Trani JF, Barbou des Courieres C. (2012). Measuring equity in disability and healthcare utilisation in Afghanistan. Medicine, Conflict and Survival, 28:3, 219-246.

This paper analyses equity in health and healthcare utilization in Afghanistan based on a representative national household survey. Equitable access is a cornerstone of the Afghan health policy. We measured socioeconomic-related equity in access to public health care, using disability – because people with disabilities are poorer and more likely to use health care – and a concentration index (CI) and its decomposition. The socioeconomic-related equity in healthcare utilization was measured using a probit model and compared with an OLS model providing the horizontal inequity index (HI). We found a low rate of healthcare facilities utilization (25%). Disabled persons are using more healthcare facilities and have higher medical expenses. Disability is more frequently associated with older age, unemployed heads of household and lower education.
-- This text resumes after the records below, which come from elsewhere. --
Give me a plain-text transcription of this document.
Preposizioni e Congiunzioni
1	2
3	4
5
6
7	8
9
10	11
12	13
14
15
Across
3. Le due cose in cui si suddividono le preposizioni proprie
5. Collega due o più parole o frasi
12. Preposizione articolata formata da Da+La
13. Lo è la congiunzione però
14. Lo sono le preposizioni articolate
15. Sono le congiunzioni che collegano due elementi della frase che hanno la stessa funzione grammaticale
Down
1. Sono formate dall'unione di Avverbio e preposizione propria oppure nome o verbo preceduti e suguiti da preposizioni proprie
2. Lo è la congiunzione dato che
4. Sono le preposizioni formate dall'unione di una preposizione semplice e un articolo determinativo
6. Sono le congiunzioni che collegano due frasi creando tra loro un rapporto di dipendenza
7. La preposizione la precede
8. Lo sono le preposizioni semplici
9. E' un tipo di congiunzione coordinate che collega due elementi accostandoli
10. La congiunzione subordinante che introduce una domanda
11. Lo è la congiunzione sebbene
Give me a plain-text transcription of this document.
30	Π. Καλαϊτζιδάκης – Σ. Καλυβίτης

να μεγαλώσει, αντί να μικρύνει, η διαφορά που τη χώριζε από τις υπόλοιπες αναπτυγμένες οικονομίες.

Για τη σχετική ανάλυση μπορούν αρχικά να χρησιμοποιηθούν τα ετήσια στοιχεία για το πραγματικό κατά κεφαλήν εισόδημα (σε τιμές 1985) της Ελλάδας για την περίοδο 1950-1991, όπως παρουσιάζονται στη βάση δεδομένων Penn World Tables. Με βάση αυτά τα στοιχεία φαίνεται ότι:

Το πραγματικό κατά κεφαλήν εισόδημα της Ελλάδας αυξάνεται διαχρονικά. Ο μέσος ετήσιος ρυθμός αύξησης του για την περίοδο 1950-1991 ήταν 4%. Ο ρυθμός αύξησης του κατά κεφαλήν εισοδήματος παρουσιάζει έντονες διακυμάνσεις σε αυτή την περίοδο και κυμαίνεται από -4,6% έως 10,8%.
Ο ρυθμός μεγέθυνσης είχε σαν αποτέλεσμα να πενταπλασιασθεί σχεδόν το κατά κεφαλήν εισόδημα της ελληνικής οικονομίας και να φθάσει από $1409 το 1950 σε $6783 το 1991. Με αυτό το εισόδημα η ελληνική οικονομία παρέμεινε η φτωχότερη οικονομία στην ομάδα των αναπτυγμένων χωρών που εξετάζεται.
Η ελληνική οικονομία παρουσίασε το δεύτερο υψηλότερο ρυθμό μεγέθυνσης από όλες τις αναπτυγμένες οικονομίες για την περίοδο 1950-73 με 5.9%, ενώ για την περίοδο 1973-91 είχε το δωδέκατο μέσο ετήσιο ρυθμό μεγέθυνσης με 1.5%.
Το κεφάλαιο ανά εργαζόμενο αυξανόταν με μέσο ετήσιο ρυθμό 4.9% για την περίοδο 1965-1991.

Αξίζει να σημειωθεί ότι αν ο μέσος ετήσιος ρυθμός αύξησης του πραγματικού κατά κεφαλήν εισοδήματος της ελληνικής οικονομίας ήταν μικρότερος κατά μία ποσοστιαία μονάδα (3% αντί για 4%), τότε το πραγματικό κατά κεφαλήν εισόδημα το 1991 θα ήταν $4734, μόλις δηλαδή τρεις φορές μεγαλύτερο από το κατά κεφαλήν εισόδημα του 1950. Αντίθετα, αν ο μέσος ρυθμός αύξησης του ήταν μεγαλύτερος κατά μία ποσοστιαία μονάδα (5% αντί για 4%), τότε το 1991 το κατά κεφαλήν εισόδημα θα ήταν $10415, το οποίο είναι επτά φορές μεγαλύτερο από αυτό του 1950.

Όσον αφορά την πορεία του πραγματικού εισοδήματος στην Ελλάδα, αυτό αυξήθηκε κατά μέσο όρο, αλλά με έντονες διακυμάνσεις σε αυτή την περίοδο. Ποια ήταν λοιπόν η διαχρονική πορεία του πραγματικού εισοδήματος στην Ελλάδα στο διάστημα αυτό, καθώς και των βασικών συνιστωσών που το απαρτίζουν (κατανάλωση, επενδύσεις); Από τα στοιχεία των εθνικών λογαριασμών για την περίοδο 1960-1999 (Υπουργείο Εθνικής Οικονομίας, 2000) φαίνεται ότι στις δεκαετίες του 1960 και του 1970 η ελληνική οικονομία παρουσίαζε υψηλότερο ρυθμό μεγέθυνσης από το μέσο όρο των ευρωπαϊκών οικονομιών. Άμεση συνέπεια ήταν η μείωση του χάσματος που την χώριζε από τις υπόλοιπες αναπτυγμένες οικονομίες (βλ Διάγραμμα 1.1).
The CI of disability is 0.0221 indicating a pro-rich distribution of health. This pro-rich effect is higher in small households (CI decreases with size of the household, -0.0048) and safe (0.0059) areas. The CI of healthcare utilization is -0.0159 indicating a slightly pro-poor distribution of healthcare utilization but, overall, there is no difference in healthcare utilization by wealth status. Our study does not show major socioeconomic related inequity in disability and healthcare utilization in Afghanistan. This is due to the extreme and pervasive poverty found in Afghanistan. The absence of inequity in health access is explained by the uniform poverty of the population and the difficulty of accessing BPHS facilities (a basic package of health services), despite alarming health indicators.